Black holes appear, for instance, to be both creators and destroyers — swallowing stars or gases that come too close while also spewing out jets of super-high-energy particles and radiation generated by this violent feeding process. The jets, which can be millions of light-years in length, are believed to seed galaxies with the mass and energy that will, in time, become new stars and perhaps even planets.
With many promising areas to research, the supermassives are drawing astronomers and astrophysicists back into black hole research. In 1915, based on purely theoretical calculations, Albert Einstein laid the groundwork for the existence of these bizarre phenomena, which have such strong gravitational pull that not even light can escape them. But research on them languished for decades because there was no way to observe them directly.

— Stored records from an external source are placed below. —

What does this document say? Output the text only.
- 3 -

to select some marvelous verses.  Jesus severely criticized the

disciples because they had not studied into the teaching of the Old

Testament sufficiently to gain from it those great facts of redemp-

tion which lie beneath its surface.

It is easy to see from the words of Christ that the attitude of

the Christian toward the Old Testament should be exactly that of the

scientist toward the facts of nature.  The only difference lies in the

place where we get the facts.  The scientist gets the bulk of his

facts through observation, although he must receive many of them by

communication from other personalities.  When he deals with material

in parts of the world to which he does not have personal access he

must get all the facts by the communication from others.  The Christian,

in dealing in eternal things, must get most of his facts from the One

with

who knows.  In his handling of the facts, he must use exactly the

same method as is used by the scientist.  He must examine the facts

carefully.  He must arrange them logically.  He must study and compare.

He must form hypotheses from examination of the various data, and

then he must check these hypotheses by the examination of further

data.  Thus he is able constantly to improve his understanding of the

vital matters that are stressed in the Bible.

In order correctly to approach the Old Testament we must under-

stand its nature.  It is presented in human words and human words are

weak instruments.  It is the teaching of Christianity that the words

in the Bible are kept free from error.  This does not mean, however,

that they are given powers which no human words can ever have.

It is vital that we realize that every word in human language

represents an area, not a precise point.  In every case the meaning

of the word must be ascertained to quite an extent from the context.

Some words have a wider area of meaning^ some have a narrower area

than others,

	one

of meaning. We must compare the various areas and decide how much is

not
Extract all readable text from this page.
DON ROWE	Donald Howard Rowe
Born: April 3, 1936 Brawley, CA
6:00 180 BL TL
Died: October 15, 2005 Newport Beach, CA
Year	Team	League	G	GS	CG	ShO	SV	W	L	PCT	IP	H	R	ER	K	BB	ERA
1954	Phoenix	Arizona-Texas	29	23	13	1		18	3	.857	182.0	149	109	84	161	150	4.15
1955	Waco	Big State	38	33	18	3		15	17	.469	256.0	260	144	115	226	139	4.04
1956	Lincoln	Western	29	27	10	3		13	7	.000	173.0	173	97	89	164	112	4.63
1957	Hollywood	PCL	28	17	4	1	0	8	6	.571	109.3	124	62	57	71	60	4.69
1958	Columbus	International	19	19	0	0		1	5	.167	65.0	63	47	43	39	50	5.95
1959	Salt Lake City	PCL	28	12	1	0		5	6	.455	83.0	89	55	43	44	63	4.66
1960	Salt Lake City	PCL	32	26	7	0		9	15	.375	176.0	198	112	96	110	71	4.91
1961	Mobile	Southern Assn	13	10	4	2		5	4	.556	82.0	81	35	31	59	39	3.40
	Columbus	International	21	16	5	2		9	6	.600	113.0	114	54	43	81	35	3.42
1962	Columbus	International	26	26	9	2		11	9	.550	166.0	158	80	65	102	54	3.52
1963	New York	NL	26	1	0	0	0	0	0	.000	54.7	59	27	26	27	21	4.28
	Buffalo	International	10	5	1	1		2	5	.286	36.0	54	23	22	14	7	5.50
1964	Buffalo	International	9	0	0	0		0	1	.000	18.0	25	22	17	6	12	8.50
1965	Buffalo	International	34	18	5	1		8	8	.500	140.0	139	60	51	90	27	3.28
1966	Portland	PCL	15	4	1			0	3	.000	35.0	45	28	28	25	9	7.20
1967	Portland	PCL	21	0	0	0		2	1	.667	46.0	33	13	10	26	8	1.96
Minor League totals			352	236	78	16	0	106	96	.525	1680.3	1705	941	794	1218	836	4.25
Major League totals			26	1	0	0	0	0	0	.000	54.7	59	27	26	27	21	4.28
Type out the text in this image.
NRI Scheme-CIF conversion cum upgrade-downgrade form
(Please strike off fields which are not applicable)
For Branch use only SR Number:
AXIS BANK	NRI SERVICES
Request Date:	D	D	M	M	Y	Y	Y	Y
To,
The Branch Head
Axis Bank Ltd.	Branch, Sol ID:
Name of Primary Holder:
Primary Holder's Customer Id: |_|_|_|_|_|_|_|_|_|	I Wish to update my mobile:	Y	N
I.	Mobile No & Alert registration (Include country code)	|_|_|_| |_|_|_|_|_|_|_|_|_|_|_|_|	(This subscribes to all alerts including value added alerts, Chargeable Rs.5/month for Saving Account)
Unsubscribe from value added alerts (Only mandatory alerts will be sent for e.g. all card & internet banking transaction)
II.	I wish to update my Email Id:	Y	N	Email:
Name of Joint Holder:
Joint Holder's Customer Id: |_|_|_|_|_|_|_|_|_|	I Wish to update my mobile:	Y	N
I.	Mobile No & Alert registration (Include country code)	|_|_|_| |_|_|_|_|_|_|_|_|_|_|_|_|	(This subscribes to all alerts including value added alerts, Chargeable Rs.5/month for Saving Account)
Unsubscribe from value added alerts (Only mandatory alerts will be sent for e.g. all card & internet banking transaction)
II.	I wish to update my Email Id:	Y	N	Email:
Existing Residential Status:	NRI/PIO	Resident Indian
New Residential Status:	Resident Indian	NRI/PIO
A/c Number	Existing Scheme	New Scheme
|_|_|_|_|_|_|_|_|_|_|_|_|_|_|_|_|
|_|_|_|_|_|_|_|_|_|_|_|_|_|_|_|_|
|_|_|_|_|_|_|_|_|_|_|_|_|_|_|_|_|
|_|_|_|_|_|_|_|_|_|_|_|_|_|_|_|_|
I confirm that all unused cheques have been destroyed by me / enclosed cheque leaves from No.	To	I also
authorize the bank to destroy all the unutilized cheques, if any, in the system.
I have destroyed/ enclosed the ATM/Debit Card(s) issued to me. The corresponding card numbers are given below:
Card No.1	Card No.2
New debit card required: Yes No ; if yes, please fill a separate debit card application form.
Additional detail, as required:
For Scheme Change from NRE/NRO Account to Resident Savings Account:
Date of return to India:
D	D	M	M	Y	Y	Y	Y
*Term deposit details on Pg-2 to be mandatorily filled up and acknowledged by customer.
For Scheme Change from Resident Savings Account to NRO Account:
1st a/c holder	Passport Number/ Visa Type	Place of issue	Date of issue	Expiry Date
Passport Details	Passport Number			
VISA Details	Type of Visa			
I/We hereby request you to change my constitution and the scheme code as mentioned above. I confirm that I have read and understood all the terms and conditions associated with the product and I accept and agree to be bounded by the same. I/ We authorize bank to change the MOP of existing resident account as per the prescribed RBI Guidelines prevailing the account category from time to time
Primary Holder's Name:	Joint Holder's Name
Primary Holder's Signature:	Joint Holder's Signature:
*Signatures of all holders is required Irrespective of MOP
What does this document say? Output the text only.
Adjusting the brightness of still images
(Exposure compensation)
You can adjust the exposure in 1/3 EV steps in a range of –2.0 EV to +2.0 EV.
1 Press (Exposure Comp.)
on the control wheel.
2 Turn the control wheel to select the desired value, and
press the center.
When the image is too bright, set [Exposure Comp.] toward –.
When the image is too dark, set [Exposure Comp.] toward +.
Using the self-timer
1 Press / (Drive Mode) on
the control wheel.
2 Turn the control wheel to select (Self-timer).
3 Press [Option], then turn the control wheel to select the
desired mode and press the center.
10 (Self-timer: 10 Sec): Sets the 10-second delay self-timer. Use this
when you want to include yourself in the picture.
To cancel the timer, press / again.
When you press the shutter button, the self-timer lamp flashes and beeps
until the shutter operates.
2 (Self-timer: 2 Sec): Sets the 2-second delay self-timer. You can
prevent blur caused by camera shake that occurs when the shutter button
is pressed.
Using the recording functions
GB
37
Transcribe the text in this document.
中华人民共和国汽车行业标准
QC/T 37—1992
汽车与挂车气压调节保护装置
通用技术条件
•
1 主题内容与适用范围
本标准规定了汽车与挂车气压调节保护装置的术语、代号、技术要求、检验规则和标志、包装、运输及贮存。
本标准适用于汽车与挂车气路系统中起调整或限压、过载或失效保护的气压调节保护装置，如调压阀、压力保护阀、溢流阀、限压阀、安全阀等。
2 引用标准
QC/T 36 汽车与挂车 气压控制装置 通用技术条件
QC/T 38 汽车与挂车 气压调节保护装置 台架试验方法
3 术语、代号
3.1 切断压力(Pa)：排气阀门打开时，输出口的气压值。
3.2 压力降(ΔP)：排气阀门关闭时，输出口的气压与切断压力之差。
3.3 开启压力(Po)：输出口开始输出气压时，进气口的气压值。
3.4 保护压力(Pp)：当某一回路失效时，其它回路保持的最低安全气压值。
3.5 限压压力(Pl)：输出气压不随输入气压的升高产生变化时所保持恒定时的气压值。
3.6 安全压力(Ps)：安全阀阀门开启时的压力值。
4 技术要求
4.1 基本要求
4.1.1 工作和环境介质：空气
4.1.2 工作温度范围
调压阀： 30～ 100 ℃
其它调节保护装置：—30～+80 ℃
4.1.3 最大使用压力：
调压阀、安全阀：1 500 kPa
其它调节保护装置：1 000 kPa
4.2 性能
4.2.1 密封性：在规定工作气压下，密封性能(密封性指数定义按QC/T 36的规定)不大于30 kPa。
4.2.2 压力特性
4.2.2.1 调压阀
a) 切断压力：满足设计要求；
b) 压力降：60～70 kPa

The Hubble Space Telescope provided the first real evidence of the existence of supermassive black holes — revealing in 1994 that something was orbiting rapidly around the nuclei of some distant galaxies, suggesting the presence of a huge mass contained in a very small area.
Since then, the Hubble, NASA's orbiting Chandra X-Ray Observatory, the Keck and other very large, high-resolution ground telescopes have begun to unravel more about these central black holes — which can be as large as the distance from the sun to well past Mars, and as small as New Jersey.
Because nobody knows what happens after a star or gas is swallowed by a black hole, astrophysicists have focused instead on learning and theorizing more about its outer structure. They believe that black holes have an "event horizon" — the point where anything will be inexorably captured by the gravitational pull — and that they have "accretion disks," a vast, swirling region where matter is funneled into the hole. The process creates intense friction and heat, and as a result energy and matter can get supercharged and shot out in jets.
As supermassive black holes go, the one at the center of the Milky Way (about 27,000 light-years, or 158 trillion miles, away from our exurbanite sun) is dormant and small. It is believed to have the mass of almost 4 million suns and does not appear to be sending out jets of radiation. Some of the larger supermassives are hundreds of millions to many billions times as massive as our sun. (A typical stellar black hole has five to 10 times the mass of the sun, although researchers this week reported discovering an exploded star that was a record two to three times as massive as that.)
To the enormous surprise of those who study the universe, the size of a supermassive black hole appears to have a direct and unusual correlation to the galaxy around it. Researchers calculated a decade ago that the mass of a supermassive black hole appeared to have a constant relation to the mass of the central part of its galaxy, known as its bulge. This relationship supports the notion that the evolution and structure of a galaxy is closely tied to the scale of its black hole.
"Something very profound is going on here, and the formation of black holes and galaxies is related in some way," said Juna Kollmeier, an astrophysicist and fellow with the Observatories of the Carnegie Institution. She focuses on the theoretical side of how the structure of the universe came to be.
"This is an exciting new wrinkle on the old concept of black holes, and that's why so many researchers are drawn to it," she said.